Here are a few examples and financial lessons that we may all be able to benefit from knowing.
Your income is your most important asset
The career of a professional athlete is often short-lived. The average career in the NFL is only three years, with many careers being cut short by injury. Thus, while their income is one of a pro athlete’s most important assets, their prime earning years don’t last very long.
Believe it or not, your income is also your most important asset. It’s more important than your home’s value or your investment portfolio. It must be protected at all cost so do yourself a favor and protect it with disability insurance. Also, if you have family and loved ones who depend on your income, you should have life insurance to protect them should you die prematurely.
If it’s too good to be true, then it probably is
The age old adage rings true whether you have just a few dollars in your pocket or millions. If something sounds too good to be true, then it almost certainly is. Many pro athletes have invested in failed business ventures and get rich quick schemes in hopes of earning the kind of money they grew accustomed to when playing. Even greats like Sandy Koufax fell victim to fraud. Though you may have a lot less at stake, you still need to filter your opportunities carefully and avoid being taken advantage of.

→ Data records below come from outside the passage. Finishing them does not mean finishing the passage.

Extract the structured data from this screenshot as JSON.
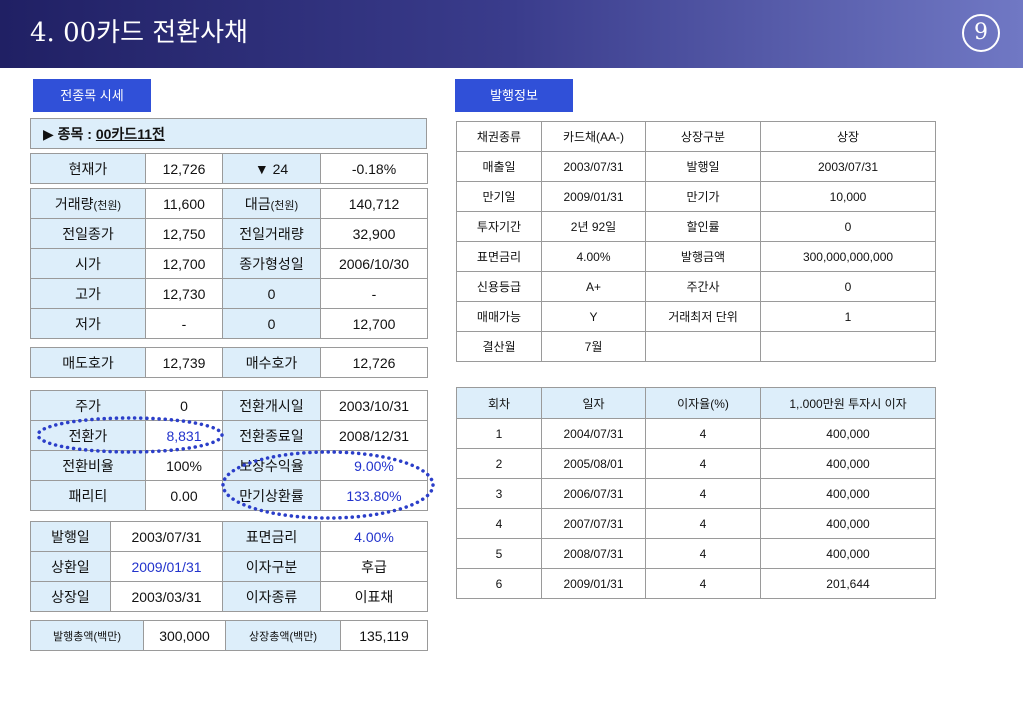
{
  "header": {
    "title": "4. 00카드 전환사채",
    "slide_number": "9"
  },
  "section_labels": {
    "market": "전종목 시세",
    "issue": "발행정보"
  },
  "market": {
    "item": {
      "prefix": "▶ 종목 : ",
      "name": "00카드11전"
    },
    "current": {
      "label": "현재가",
      "price": "12,726",
      "change": "▼ 24",
      "change_rate": "-0.18%"
    },
    "trade": [
      {
        "label": "거래량",
        "label_unit": "(천원)",
        "value": "11,600",
        "label2": "대금",
        "label2_unit": "(천원)",
        "value2": "140,712"
      },
      {
        "label": "전일종가",
        "value": "12,750",
        "label2": "전일거래량",
        "value2": "32,900"
      },
      {
        "label": "시가",
        "value": "12,700",
        "label2": "종가형성일",
        "value2": "2006/10/30"
      },
      {
        "label": "고가",
        "value": "12,730",
        "label2": "0",
        "value2": "-"
      },
      {
        "label": "저가",
        "value": "-",
        "label2": "0",
        "value2": "12,700"
      }
    ],
    "quote": {
      "ask_label": "매도호가",
      "ask": "12,739",
      "bid_label": "매수호가",
      "bid": "12,726"
    },
    "conversion": [
      {
        "label": "주가",
        "value": "0",
        "label2": "전환개시일",
        "value2": "2003/10/31"
      },
      {
        "label": "전환가",
        "value": "8,831",
        "label2": "전환종료일",
        "value2": "2008/12/31"
      },
      {
        "label": "전환비율",
        "value": "100%",
        "label2": "보장수익율",
        "value2": "9.00%"
      },
      {
        "label": "패리티",
        "value": "0.00",
        "label2": "만기상환률",
        "value2": "133.80%"
      }
    ],
    "bond": [
      {
        "label": "발행일",
        "value": "2003/07/31",
        "label2": "표면금리",
        "value2": "4.00%"
      },
      {
        "label": "상환일",
        "value": "2009/01/31",
        "label2": "이자구분",
        "value2": "후급"
      },
      {
        "label": "상장일",
        "value": "2003/03/31",
        "label2": "이자종류",
        "value2": "이표채"
      }
    ],
    "totals": {
      "issued_label": "발행총액(백만)",
      "issued": "300,000",
      "listed_label": "상장총액(백만)",
      "listed": "135,119"
    }
  },
  "issue_info": [
    [
      "채권종류",
      "카드채(AA-)",
      "상장구분",
      "상장"
    ],
    [
      "매출일",
      "2003/07/31",
      "발행일",
      "2003/07/31"
    ],
    [
      "만기일",
      "2009/01/31",
      "만기가",
      "10,000"
    ],
    [
      "투자기간",
      "2년 92일",
      "할인률",
      "0"
    ],
    [
      "표면금리",
      "4.00%",
      "발행금액",
      "300,000,000,000"
    ],
    [
      "신용등급",
      "A+",
      "주간사",
      "0"
    ],
    [
      "매매가능",
      "Y",
      "거래최저 단위",
      "1"
    ],
    [
      "결산월",
      "7월"
    ]
  ],
  "interest_schedule": {
    "headers": [
      "회차",
      "일자",
      "이자율(%)",
      "1,.000만원 투자시 이자"
    ],
    "rows": [
      [
        "1",
        "2004/07/31",
        "4",
        "400,000"
      ],
      [
        "2",
        "2005/08/01",
        "4",
        "400,000"
      ],
      [
        "3",
        "2006/07/31",
        "4",
        "400,000"
      ],
      [
        "4",
        "2007/07/31",
        "4",
        "400,000"
      ],
      [
        "5",
        "2008/07/31",
        "4",
        "400,000"
      ],
      [
        "6",
        "2009/01/31",
        "4",
        "201,644"
      ]
    ]
  },
  "colors": {
    "header_start": "#202064",
    "header_end": "#7078c4",
    "label_box": "#3050d8",
    "label_cell": "#ddeefa",
    "highlight_text": "#2233cc",
    "ellipse": "#2b3ec9"
  }
}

Find good, trustworthy financial advisors
I’ve always joked that randomly picking financial advisors out of the phonebook based on slick advertising presentations, or using untested family friends can be a quick recipe for financial disaster. Everywhere you turn, you hear sad stories of professional athletes being used by unscrupulous advisors.

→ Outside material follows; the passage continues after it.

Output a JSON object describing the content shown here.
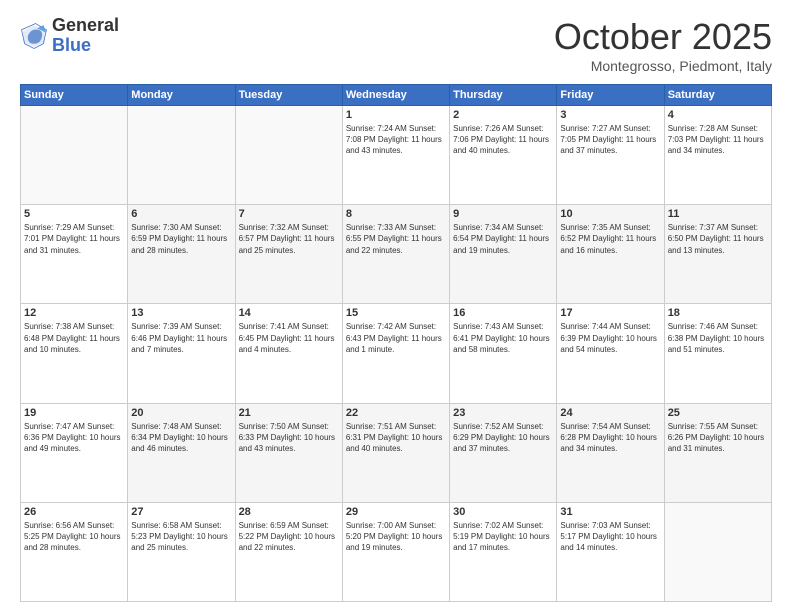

Even though league officials from the NFL, NBA, and others have gotten smarter and set up programs to help young players with their finances, there are still many cases in which financial advisors take advantage of athletes and their newfound wealth. Finding a financial advisor you can trust takes a lot of careful planning and consideration. It’s not something to be taken lightly. Do your homework and ask lots of questions.
Spend less than you earn
According to MSNBC, over 60% of NBA players wind up financially insolvent within five years of retirement. And 78% of all NFL football players are broke within two years of hanging up their cleats. While everyone’s situation is different, most of their financial troubles can be traced back to spending more money than they earn.
Bankruptcy cases cut across a variety of professional sports and stars. Such famous athletes as boxer Mike Tyson, baseball player Lenny Dykstra, figure skater Dorothy Hamill have all been bit by the bankruptcy bug. This phenomenon applies to all socio-economic classes in the “real world” just like it applies to athletes across many different sports. Whether you’re rich, poor, or middle class, there’s a huge temptation to spend more than you can truly afford.
Everyone needs to have a will
Even the rich and famous need to plan for tragic possibilities. For example, when NFL star Steve McNair was killed in 2009 in an apparent murder-suicide he died without a will. McNair had a wife and two children, as well as two other children with another woman. Without a will, McNair’s widow was forced to file a petition in probate court laying out his entire life for the world to see. And the existence of two other kids only complicated matters.
The bottom line is that you, like just about everyone else, need to have a last will and testament to protect your family, ensure your privacy, and make sure that your last wishes are carried out. If not, you’re leaving things to chance and letting the courts make decisions for you. Having a will in place also helps simplify situations related to owning real estate in multiple states, having children from other marriages, etc.
Take care of yourself first
There’s a reason that the airlines tell you to put the oxygen mask on yourself before you help those seated around you. You’re no help to anyone if you’re struggling to breathe. The same is true with your finances. Many professional athletes fall into the trap of helping friends and family members with their new wealth before even thinking of saving for their own retirement. This can lead to financial disaster.
Even middle class households are guilty of this when doing things like saving for our children’s college education before fully funding our retirement accounts. Most financial experts recommend saving for retirement before dealing with college savings. You can’t borrow money for retirement, but your kids can get scholarships and student loans to cover the cost of college.
The best mistakes to learn from are the ones that others have made before us. Whether they’re pro athletes or just regular Joes, the trials and tribulations of those around us can be great learning opportunities.